I nodded, swallowing nervously, my arm aching where it hung trapped by the grip of a man Sir Rothfield introduced as head-orderly Calvin. He was to be mainly charged with my care. He was to be treated with the utmost respect.
“This is a hospital for the privileged, Alice. Our techniques are cutting edge. Aggressive treatment, medication, and practice, will end your mania. There will be no child’s indulgences, starting with your manner of dress. There will be no toys like those kept in your room. Should you show adequate progress, I may allow you to play the harp.”
I hated playing the harp and had long ago outgrown toys.
“I have yet to decide whether or not to cut your hair.” He glared at the freefalling locks, eyeing the golden waves with contempt. “Like all attractive young woman, you reek of a bloated sense of vanity.”
He could not touch my hair.

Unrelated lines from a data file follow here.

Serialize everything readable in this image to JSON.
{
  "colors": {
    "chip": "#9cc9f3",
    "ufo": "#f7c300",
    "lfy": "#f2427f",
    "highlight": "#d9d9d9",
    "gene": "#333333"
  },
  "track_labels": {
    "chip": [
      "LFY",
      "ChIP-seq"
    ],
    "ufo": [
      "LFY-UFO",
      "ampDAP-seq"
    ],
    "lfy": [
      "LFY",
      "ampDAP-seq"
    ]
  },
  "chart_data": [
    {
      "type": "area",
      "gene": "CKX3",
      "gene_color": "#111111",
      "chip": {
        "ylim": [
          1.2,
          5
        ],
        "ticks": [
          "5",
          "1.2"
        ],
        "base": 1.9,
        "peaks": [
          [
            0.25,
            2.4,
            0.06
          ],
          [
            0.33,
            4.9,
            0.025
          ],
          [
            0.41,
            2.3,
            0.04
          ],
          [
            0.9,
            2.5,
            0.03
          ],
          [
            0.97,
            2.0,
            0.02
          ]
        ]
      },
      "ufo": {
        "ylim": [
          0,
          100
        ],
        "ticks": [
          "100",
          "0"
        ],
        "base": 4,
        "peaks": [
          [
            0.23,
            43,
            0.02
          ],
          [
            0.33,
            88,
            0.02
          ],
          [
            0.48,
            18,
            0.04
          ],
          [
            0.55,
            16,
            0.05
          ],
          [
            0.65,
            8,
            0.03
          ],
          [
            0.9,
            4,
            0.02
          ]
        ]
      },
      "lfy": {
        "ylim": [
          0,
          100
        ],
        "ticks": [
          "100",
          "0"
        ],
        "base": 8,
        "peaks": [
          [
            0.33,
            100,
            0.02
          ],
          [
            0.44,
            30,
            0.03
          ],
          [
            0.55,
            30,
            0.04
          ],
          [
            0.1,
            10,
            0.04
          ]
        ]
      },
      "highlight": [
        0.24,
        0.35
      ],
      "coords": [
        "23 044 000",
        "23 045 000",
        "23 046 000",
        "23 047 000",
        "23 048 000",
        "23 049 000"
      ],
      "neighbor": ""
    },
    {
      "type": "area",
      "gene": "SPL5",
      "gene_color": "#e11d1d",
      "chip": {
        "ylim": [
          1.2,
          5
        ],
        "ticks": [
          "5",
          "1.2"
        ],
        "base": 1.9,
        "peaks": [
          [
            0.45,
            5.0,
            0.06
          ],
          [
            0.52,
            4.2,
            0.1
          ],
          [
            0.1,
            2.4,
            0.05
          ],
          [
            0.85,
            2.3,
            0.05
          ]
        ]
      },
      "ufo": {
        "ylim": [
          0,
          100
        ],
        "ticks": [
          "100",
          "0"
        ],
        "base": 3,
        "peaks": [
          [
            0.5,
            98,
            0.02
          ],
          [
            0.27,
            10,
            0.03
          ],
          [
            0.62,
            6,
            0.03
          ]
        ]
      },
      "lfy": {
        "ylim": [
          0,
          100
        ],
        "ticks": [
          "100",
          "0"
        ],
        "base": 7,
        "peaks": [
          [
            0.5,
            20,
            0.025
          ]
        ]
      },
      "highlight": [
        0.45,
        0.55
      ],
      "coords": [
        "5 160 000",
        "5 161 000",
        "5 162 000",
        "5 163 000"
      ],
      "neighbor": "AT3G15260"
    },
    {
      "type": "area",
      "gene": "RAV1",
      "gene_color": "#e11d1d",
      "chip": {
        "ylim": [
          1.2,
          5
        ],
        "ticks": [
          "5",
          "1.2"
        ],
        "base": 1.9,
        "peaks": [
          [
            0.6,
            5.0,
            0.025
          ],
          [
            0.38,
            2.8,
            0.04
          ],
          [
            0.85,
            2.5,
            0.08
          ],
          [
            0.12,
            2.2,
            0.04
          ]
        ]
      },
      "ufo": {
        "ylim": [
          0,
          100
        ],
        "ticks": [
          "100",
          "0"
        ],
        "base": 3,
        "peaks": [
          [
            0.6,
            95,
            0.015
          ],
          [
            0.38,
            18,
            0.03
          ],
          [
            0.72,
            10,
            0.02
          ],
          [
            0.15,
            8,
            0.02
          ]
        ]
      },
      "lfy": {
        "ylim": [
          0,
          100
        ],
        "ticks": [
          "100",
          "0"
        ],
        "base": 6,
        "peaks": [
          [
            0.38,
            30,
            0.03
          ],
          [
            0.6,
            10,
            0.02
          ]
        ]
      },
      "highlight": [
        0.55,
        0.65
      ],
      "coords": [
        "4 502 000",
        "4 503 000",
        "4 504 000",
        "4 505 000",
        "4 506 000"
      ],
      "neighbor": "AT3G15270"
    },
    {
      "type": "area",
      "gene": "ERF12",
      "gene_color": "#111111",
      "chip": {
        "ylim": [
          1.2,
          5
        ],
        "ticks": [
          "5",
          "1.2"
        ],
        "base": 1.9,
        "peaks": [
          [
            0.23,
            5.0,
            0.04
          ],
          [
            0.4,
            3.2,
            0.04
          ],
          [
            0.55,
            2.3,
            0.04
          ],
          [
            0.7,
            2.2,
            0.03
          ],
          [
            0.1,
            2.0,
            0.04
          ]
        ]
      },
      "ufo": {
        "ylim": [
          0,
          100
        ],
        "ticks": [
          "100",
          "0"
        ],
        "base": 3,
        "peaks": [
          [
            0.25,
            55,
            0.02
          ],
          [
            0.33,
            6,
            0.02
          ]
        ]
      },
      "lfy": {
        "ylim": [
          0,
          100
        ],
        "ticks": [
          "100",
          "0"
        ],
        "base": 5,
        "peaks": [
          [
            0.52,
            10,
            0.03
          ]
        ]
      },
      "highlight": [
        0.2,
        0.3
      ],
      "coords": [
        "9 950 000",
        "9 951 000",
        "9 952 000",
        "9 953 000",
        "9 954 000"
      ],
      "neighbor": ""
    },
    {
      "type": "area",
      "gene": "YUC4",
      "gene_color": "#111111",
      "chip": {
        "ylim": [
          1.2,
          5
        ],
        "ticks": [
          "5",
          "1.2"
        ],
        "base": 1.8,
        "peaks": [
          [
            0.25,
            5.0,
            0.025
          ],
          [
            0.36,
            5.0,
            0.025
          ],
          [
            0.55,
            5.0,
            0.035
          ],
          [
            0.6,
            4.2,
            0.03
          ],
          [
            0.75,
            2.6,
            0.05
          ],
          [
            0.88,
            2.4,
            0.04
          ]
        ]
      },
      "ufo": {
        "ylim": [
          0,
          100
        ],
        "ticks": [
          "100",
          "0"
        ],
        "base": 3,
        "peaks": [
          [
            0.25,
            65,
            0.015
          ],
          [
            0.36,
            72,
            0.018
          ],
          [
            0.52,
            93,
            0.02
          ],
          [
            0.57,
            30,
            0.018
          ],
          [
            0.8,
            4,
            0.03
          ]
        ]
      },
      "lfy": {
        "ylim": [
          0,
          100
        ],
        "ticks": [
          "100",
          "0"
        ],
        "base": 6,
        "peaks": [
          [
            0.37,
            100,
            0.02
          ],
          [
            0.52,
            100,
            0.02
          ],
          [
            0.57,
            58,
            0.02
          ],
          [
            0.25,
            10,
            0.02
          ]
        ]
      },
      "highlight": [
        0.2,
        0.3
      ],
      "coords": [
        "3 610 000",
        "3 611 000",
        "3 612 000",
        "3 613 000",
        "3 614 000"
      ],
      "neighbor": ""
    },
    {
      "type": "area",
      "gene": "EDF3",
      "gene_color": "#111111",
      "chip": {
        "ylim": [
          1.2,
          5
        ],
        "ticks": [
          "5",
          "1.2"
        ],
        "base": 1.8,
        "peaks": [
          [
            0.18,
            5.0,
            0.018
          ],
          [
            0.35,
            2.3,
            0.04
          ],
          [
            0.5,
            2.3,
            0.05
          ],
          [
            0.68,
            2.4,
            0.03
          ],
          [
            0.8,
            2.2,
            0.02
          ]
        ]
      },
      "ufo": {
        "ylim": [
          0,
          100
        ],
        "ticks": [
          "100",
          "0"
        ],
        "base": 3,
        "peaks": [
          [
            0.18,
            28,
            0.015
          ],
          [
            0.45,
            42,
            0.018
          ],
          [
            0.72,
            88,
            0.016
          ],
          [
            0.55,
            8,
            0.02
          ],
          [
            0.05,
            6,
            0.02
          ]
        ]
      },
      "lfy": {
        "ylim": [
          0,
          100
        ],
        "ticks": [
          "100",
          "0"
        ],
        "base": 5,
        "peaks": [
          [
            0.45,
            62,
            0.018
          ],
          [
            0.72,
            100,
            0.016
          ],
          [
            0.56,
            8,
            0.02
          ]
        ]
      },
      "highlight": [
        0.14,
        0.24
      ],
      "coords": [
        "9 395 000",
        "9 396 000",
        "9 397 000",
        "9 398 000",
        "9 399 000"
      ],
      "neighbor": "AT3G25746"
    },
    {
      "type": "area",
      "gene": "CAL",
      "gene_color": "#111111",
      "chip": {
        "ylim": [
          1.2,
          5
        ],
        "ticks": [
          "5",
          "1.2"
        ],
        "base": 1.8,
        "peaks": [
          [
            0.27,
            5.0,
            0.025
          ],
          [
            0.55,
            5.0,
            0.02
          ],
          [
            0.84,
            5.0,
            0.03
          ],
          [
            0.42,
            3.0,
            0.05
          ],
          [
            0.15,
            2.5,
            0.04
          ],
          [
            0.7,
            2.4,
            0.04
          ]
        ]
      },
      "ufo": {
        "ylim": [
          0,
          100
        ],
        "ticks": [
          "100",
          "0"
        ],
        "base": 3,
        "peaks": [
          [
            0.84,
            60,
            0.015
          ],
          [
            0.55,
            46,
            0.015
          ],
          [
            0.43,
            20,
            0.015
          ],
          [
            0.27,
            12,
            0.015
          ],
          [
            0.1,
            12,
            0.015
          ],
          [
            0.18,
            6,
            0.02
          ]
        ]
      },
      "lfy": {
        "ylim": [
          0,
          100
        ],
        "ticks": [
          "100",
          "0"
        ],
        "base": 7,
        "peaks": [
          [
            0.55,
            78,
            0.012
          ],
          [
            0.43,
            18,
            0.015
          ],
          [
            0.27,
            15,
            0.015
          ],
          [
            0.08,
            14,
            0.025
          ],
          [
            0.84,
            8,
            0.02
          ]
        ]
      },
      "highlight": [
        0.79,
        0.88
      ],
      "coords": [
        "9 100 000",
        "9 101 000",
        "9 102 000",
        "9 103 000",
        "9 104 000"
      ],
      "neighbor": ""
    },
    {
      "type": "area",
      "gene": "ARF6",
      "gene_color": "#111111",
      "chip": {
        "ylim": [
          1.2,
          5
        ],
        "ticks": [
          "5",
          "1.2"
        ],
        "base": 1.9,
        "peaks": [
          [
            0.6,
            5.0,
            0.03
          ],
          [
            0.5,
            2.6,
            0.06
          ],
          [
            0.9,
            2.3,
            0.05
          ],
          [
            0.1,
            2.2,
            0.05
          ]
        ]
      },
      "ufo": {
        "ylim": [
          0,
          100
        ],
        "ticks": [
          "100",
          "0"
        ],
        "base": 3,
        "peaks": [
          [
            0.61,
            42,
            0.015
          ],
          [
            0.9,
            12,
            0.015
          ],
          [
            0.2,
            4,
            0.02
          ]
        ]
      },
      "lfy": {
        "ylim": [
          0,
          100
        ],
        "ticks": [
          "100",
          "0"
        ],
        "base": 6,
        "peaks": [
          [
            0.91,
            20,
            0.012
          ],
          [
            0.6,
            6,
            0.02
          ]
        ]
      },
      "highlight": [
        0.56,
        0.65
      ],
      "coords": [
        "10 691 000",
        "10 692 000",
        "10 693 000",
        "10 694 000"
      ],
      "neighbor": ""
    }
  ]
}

My mother would never forgive me if it were shorn. Alarm made my eyes go wide, a chirp struck from my mouth when the orderly’s fingers went to the frogs of my cloak. “Please sir, you mustn’t. I’ll be good.”
“And I give you an opportunity to prove it now.” Leaning back in the chair, puffing on the pipe, Sir Rothfield explained, “It is best to conduct initial examination immediately upon arrival. Behave, and you may keep your locks.”
I had promised Mama and Papa devotedly to behave. There was nothing I could do but stand still, and quake while in full view of them both, head-orderly Calvin stripped me down to my shabby underthings. Left cold, trying to make myself smaller than a mouse, I cried silent tears but said nothing.